A Mateo y a Lara, que unieron «ser» y «estar»

 

 

 

 

 

Empiezo a dudar que sea cierta
la inmensa tragedia
de la literatura.

Leopoldo María Panero, El que no ve

 

 

El hombre sólo es rico en hipocresía,
en sus diez mil disfraces para engañar confía.

Antonio Machado, Proverbios y cantares

 

 

 

Como se percibe en uno de los epígrafes anteriores, Leopoldo María Panero ya sospechaba entonces que la tragedia de la literatura no era más que una simple mentira. La ficción te engatusa, te hace creer.
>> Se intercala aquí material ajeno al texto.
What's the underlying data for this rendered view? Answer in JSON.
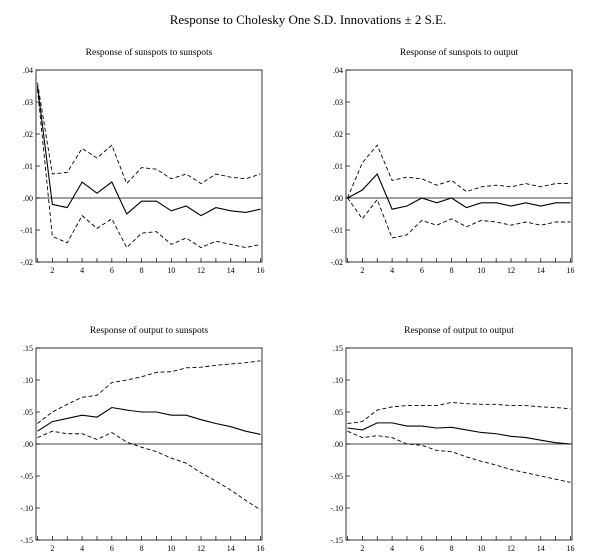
{
  "title": "Response to Cholesky One S.D. Innovations ± 2 S.E.",
  "chart_data": [
    {
      "type": "line",
      "title": "Response of sunspots to sunspots",
      "x": [
        1,
        2,
        3,
        4,
        5,
        6,
        7,
        8,
        9,
        10,
        11,
        12,
        13,
        14,
        15,
        16
      ],
      "ylim": [
        -0.02,
        0.04
      ],
      "yticks": [
        ".04",
        ".03",
        ".02",
        ".01",
        ".00",
        "-.01",
        "-.02"
      ],
      "ytick_values": [
        0.04,
        0.03,
        0.02,
        0.01,
        0.0,
        -0.01,
        -0.02
      ],
      "xticks": [
        2,
        4,
        6,
        8,
        10,
        12,
        14,
        16
      ],
      "series": [
        {
          "role": "response",
          "values": [
            0.035,
            -0.002,
            -0.003,
            0.005,
            0.0015,
            0.005,
            -0.005,
            -0.001,
            -0.001,
            -0.004,
            -0.0025,
            -0.0055,
            -0.003,
            -0.004,
            -0.0045,
            -0.0035
          ]
        },
        {
          "role": "upper",
          "values": [
            0.036,
            0.0075,
            0.008,
            0.0155,
            0.0125,
            0.0165,
            0.0045,
            0.0095,
            0.009,
            0.006,
            0.0075,
            0.0045,
            0.0075,
            0.0065,
            0.006,
            0.0075
          ]
        },
        {
          "role": "lower",
          "values": [
            0.034,
            -0.012,
            -0.014,
            -0.0055,
            -0.0095,
            -0.0065,
            -0.0155,
            -0.011,
            -0.0105,
            -0.0145,
            -0.0125,
            -0.0155,
            -0.0135,
            -0.0145,
            -0.0155,
            -0.0145
          ]
        }
      ]
    },
    {
      "type": "line",
      "title": "Response of sunspots to output",
      "x": [
        1,
        2,
        3,
        4,
        5,
        6,
        7,
        8,
        9,
        10,
        11,
        12,
        13,
        14,
        15,
        16
      ],
      "ylim": [
        -0.02,
        0.04
      ],
      "yticks": [
        ".04",
        ".03",
        ".02",
        ".01",
        ".00",
        "-.01",
        "-.02"
      ],
      "ytick_values": [
        0.04,
        0.03,
        0.02,
        0.01,
        0.0,
        -0.01,
        -0.02
      ],
      "xticks": [
        2,
        4,
        6,
        8,
        10,
        12,
        14,
        16
      ],
      "series": [
        {
          "role": "response",
          "values": [
            0.0,
            0.0025,
            0.0075,
            -0.0035,
            -0.0025,
            0.0,
            -0.0015,
            0.0,
            -0.003,
            -0.0015,
            -0.0015,
            -0.0025,
            -0.0015,
            -0.0025,
            -0.0015,
            -0.0015
          ]
        },
        {
          "role": "upper",
          "values": [
            0.0,
            0.011,
            0.0165,
            0.0055,
            0.0065,
            0.006,
            0.004,
            0.0055,
            0.002,
            0.0035,
            0.004,
            0.0035,
            0.0045,
            0.0035,
            0.0045,
            0.0045
          ]
        },
        {
          "role": "lower",
          "values": [
            0.0,
            -0.0065,
            -0.0005,
            -0.0125,
            -0.0115,
            -0.007,
            -0.0085,
            -0.0065,
            -0.009,
            -0.007,
            -0.0075,
            -0.0085,
            -0.0075,
            -0.0085,
            -0.0075,
            -0.0075
          ]
        }
      ]
    },
    {
      "type": "line",
      "title": "Response of output to sunspots",
      "x": [
        1,
        2,
        3,
        4,
        5,
        6,
        7,
        8,
        9,
        10,
        11,
        12,
        13,
        14,
        15,
        16
      ],
      "ylim": [
        -0.15,
        0.15
      ],
      "yticks": [
        ".15",
        ".10",
        ".05",
        ".00",
        "-.05",
        "-.10",
        "-.15"
      ],
      "ytick_values": [
        0.15,
        0.1,
        0.05,
        0.0,
        -0.05,
        -0.1,
        -0.15
      ],
      "xticks": [
        2,
        4,
        6,
        8,
        10,
        12,
        14,
        16
      ],
      "series": [
        {
          "role": "response",
          "values": [
            0.02,
            0.035,
            0.04,
            0.045,
            0.042,
            0.057,
            0.053,
            0.05,
            0.05,
            0.045,
            0.045,
            0.038,
            0.032,
            0.027,
            0.02,
            0.015
          ]
        },
        {
          "role": "upper",
          "values": [
            0.032,
            0.05,
            0.062,
            0.073,
            0.076,
            0.096,
            0.1,
            0.105,
            0.112,
            0.113,
            0.119,
            0.12,
            0.123,
            0.125,
            0.127,
            0.13
          ]
        },
        {
          "role": "lower",
          "values": [
            0.01,
            0.02,
            0.016,
            0.016,
            0.007,
            0.018,
            0.003,
            -0.005,
            -0.012,
            -0.022,
            -0.03,
            -0.045,
            -0.058,
            -0.072,
            -0.088,
            -0.103
          ]
        }
      ]
    },
    {
      "type": "line",
      "title": "Response of output to output",
      "x": [
        1,
        2,
        3,
        4,
        5,
        6,
        7,
        8,
        9,
        10,
        11,
        12,
        13,
        14,
        15,
        16
      ],
      "ylim": [
        -0.15,
        0.15
      ],
      "yticks": [
        ".15",
        ".10",
        ".05",
        ".00",
        "-.05",
        "-.10",
        "-.15"
      ],
      "ytick_values": [
        0.15,
        0.1,
        0.05,
        0.0,
        -0.05,
        -0.1,
        -0.15
      ],
      "xticks": [
        2,
        4,
        6,
        8,
        10,
        12,
        14,
        16
      ],
      "series": [
        {
          "role": "response",
          "values": [
            0.025,
            0.022,
            0.033,
            0.033,
            0.028,
            0.028,
            0.025,
            0.026,
            0.022,
            0.018,
            0.016,
            0.012,
            0.01,
            0.006,
            0.002,
            0.0
          ]
        },
        {
          "role": "upper",
          "values": [
            0.032,
            0.035,
            0.053,
            0.058,
            0.06,
            0.06,
            0.06,
            0.065,
            0.063,
            0.062,
            0.062,
            0.06,
            0.06,
            0.058,
            0.057,
            0.055
          ]
        },
        {
          "role": "lower",
          "values": [
            0.02,
            0.01,
            0.013,
            0.01,
            0.0,
            -0.002,
            -0.01,
            -0.012,
            -0.02,
            -0.027,
            -0.033,
            -0.04,
            -0.045,
            -0.05,
            -0.055,
            -0.06
          ]
        }
      ]
    }
  ]
}
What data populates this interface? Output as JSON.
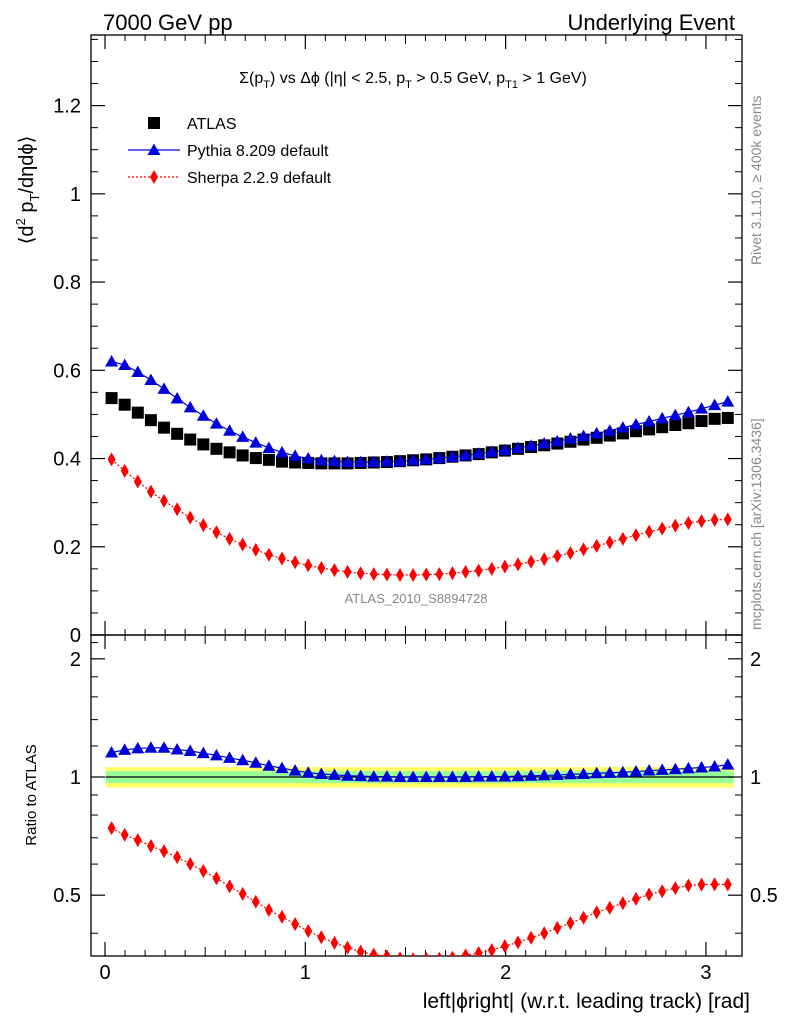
{
  "header": {
    "left": "7000 GeV pp",
    "right": "Underlying Event"
  },
  "chart_data": {
    "type": "scatter",
    "title": "Σ(p_T) vs Δϕ (|η| < 2.5, p_T > 0.5 GeV, p_T1 > 1 GeV)",
    "title_parts": {
      "sigma": "Σ(p",
      "t1": "T",
      "vs": ") vs Δϕ (|η| < 2.5, p",
      "t2": "T",
      "gev": " > 0.5 GeV, p",
      "t3": "T1",
      "end": " > 1 GeV)"
    },
    "ylabel_parts": {
      "a": "⟨d",
      "b": "2",
      "c": " p",
      "d": "T",
      "e": "/dηdϕ⟩"
    },
    "xlabel": "left|ϕright| (w.r.t. leading track) [rad]",
    "ratio_ylabel": "Ratio to ATLAS",
    "analysis_id": "ATLAS_2010_S8894728",
    "side_text_1": "Rivet 3.1.10, ≥ 400k events",
    "side_text_2": "mcplots.cern.ch [arXiv:1306.3436]",
    "xlim": [
      -0.07,
      3.18
    ],
    "ylim": [
      0,
      1.36
    ],
    "ratio_ylim": [
      0.35,
      2.3
    ],
    "x_ticks": [
      "0",
      "1",
      "2",
      "3"
    ],
    "y_ticks": [
      "0",
      "0.2",
      "0.4",
      "0.6",
      "0.8",
      "1",
      "1.2"
    ],
    "ratio_ticks": [
      "0.5",
      "1",
      "2"
    ],
    "x": [
      0.0327,
      0.0982,
      0.1636,
      0.2291,
      0.2945,
      0.36,
      0.4254,
      0.4909,
      0.5563,
      0.6218,
      0.6872,
      0.7527,
      0.8181,
      0.8836,
      0.949,
      1.0145,
      1.0799,
      1.1454,
      1.2108,
      1.2763,
      1.3417,
      1.4072,
      1.4726,
      1.5381,
      1.6035,
      1.669,
      1.7344,
      1.7999,
      1.8653,
      1.9308,
      1.9962,
      2.0617,
      2.1271,
      2.1926,
      2.258,
      2.3235,
      2.3889,
      2.4544,
      2.5198,
      2.5853,
      2.6507,
      2.7162,
      2.7816,
      2.8471,
      2.9125,
      2.978,
      3.0434,
      3.1089
    ],
    "series": [
      {
        "name": "ATLAS",
        "color": "#000000",
        "marker": "square",
        "values": [
          0.537,
          0.522,
          0.504,
          0.487,
          0.47,
          0.456,
          0.443,
          0.432,
          0.422,
          0.414,
          0.407,
          0.401,
          0.397,
          0.393,
          0.391,
          0.39,
          0.389,
          0.389,
          0.389,
          0.39,
          0.391,
          0.392,
          0.394,
          0.396,
          0.398,
          0.401,
          0.404,
          0.407,
          0.41,
          0.414,
          0.418,
          0.422,
          0.426,
          0.43,
          0.434,
          0.438,
          0.443,
          0.447,
          0.452,
          0.457,
          0.462,
          0.466,
          0.471,
          0.476,
          0.48,
          0.485,
          0.49,
          0.492
        ]
      },
      {
        "name": "Pythia 8.209 default",
        "color": "#0000dd",
        "marker": "triangle",
        "values": [
          0.62,
          0.612,
          0.596,
          0.578,
          0.558,
          0.536,
          0.516,
          0.497,
          0.479,
          0.463,
          0.449,
          0.436,
          0.424,
          0.414,
          0.406,
          0.4,
          0.396,
          0.394,
          0.392,
          0.392,
          0.392,
          0.393,
          0.394,
          0.396,
          0.398,
          0.401,
          0.404,
          0.407,
          0.411,
          0.415,
          0.419,
          0.424,
          0.429,
          0.434,
          0.439,
          0.445,
          0.451,
          0.457,
          0.463,
          0.47,
          0.477,
          0.484,
          0.491,
          0.498,
          0.505,
          0.513,
          0.521,
          0.529
        ]
      },
      {
        "name": "Sherpa 2.2.9 default",
        "color": "#ff0000",
        "marker": "diamond",
        "values": [
          0.398,
          0.372,
          0.348,
          0.325,
          0.304,
          0.285,
          0.266,
          0.249,
          0.233,
          0.218,
          0.205,
          0.193,
          0.182,
          0.173,
          0.165,
          0.158,
          0.152,
          0.147,
          0.143,
          0.14,
          0.138,
          0.137,
          0.136,
          0.136,
          0.137,
          0.138,
          0.14,
          0.143,
          0.146,
          0.15,
          0.155,
          0.16,
          0.166,
          0.172,
          0.179,
          0.186,
          0.194,
          0.202,
          0.21,
          0.218,
          0.226,
          0.234,
          0.241,
          0.248,
          0.254,
          0.258,
          0.261,
          0.262
        ]
      }
    ],
    "ratio_bands": [
      {
        "level": "outer",
        "color": "#ffff66",
        "lo": 0.94,
        "hi": 1.06
      },
      {
        "level": "inner",
        "color": "#99ff99",
        "lo": 0.965,
        "hi": 1.035
      }
    ],
    "legend_position": "top-left",
    "grid": false
  }
}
Y a ese engaño uno le puede colocar muchos nombres: deseo, lascivia, desvergüenza, cinismo, imperfección, ternura, melancolía, cariño, odio, pasión... Nótese cómo los diez sustantivos que elijo para introducir al lector en el desenlace son abstractos. No es casualidad. La concreción se define fácilmente; la abstracción, no. Es en la línea que separa lo concreto de lo abstracto, irreconocible, donde se establecen la mentira y la literatura. Se abrazan, se necesitan, se retroalimentan. Es decir, la mentira y la literatura son caras de una misma moneda. Como aquí hemos venido precisamente a esto, a hablar de literatura, permitan que avise al lector por penúltima vez: he venido a esta página a introducirle en el engaño. Porque yo, como Leopoldo María, también empiezo a creer que todo es mentira.